We’ve been working on our ‘Find Your Adventure’ series marking the 100th anniversary of the National Park Service for the past year, and have come upon quite a few remarkable factoids in the process.
Now that that birthday is finally here (the National Park Service was formed by an act of Congress on August 25, 1916), we thought we’d celebrate it by sharing some of these underappreciated gems with you:
The National Park Service watches over 412 separate units totaling approximately 84 million acres, an area about the size of Germany.
In 1904 – the first year attendance records were kept – the number of visitors to all national parks combined was just 120,690. By 2015 that number had jumped to a record-setting 307 million visitors.
The world’s first national park was Yellowstone which received protection in 1872. The most recent addition to the National Park Service’s oversight? Stonewall National Monument in New York, which was protected in June 2016.
California and Alaska tie for having the most national parks at eight each.
The deepest lake in the United States is in Oregon’s Crater Lake National Park. Located in what’s left of an ancient volcano, it bottoms out at 1,943 feet, deep enough to submerge the new World Trade Center with room left over.

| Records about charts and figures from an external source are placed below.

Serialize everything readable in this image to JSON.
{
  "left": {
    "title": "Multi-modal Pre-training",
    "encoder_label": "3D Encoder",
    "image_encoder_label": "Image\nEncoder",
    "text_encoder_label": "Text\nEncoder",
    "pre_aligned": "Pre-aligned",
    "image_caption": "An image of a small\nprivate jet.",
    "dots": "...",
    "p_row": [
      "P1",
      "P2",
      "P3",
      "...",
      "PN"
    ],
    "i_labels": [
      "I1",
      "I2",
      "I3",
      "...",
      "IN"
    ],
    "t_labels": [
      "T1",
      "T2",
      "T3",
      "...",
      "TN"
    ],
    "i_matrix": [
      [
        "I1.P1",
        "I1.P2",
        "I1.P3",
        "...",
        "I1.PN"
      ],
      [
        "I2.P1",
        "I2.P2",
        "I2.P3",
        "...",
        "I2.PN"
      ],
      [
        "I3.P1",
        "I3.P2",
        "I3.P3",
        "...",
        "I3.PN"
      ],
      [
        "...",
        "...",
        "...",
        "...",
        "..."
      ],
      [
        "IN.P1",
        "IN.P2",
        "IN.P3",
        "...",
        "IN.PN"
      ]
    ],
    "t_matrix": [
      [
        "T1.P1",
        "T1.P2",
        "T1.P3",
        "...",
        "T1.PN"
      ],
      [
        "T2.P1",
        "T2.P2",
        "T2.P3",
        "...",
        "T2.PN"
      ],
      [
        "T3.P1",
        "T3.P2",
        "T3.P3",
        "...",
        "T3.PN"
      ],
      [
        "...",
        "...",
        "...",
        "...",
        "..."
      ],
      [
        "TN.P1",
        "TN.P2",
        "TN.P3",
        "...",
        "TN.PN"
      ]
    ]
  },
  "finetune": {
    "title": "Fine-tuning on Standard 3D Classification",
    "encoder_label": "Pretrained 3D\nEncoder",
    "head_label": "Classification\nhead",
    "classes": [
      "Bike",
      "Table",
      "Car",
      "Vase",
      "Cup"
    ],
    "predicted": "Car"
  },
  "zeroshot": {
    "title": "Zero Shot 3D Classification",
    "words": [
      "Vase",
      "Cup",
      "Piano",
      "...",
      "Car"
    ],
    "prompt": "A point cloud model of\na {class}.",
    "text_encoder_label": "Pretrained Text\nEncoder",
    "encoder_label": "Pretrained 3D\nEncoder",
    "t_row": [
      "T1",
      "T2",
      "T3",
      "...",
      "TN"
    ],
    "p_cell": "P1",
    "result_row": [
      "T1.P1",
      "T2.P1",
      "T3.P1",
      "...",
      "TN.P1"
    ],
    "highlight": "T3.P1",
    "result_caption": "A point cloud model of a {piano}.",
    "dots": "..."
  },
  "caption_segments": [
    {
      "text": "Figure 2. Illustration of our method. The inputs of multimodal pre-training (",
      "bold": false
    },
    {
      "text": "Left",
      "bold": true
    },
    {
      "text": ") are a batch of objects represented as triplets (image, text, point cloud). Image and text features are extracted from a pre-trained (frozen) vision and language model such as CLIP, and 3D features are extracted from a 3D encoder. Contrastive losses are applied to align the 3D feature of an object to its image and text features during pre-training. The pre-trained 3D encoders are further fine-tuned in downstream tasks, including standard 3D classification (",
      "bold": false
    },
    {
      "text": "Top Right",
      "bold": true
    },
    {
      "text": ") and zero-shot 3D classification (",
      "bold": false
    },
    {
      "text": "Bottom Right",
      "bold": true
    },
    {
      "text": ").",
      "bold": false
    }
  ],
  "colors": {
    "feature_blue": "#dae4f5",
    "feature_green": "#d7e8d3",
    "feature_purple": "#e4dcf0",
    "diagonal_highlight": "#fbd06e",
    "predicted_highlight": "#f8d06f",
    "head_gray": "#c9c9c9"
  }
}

Mammoth Cave National Park is the world’s longest cave with more that 400 miles of underground passages mapped so far.
Whether you’re headed out to a specific park or just want to play armchair traveler, you can find maps of every national park in the U.S. at the National Park Service’s website.
f you’re looking for a deep dive into everything you ever wanted to know about the national parks, check out the National Parks Index. For quicker reference, follow this link to find a comprehensive list of National Park Service units.
Perhaps the most fascinating fact of all? Admission to all National Park Service units is FREE from August 25-28!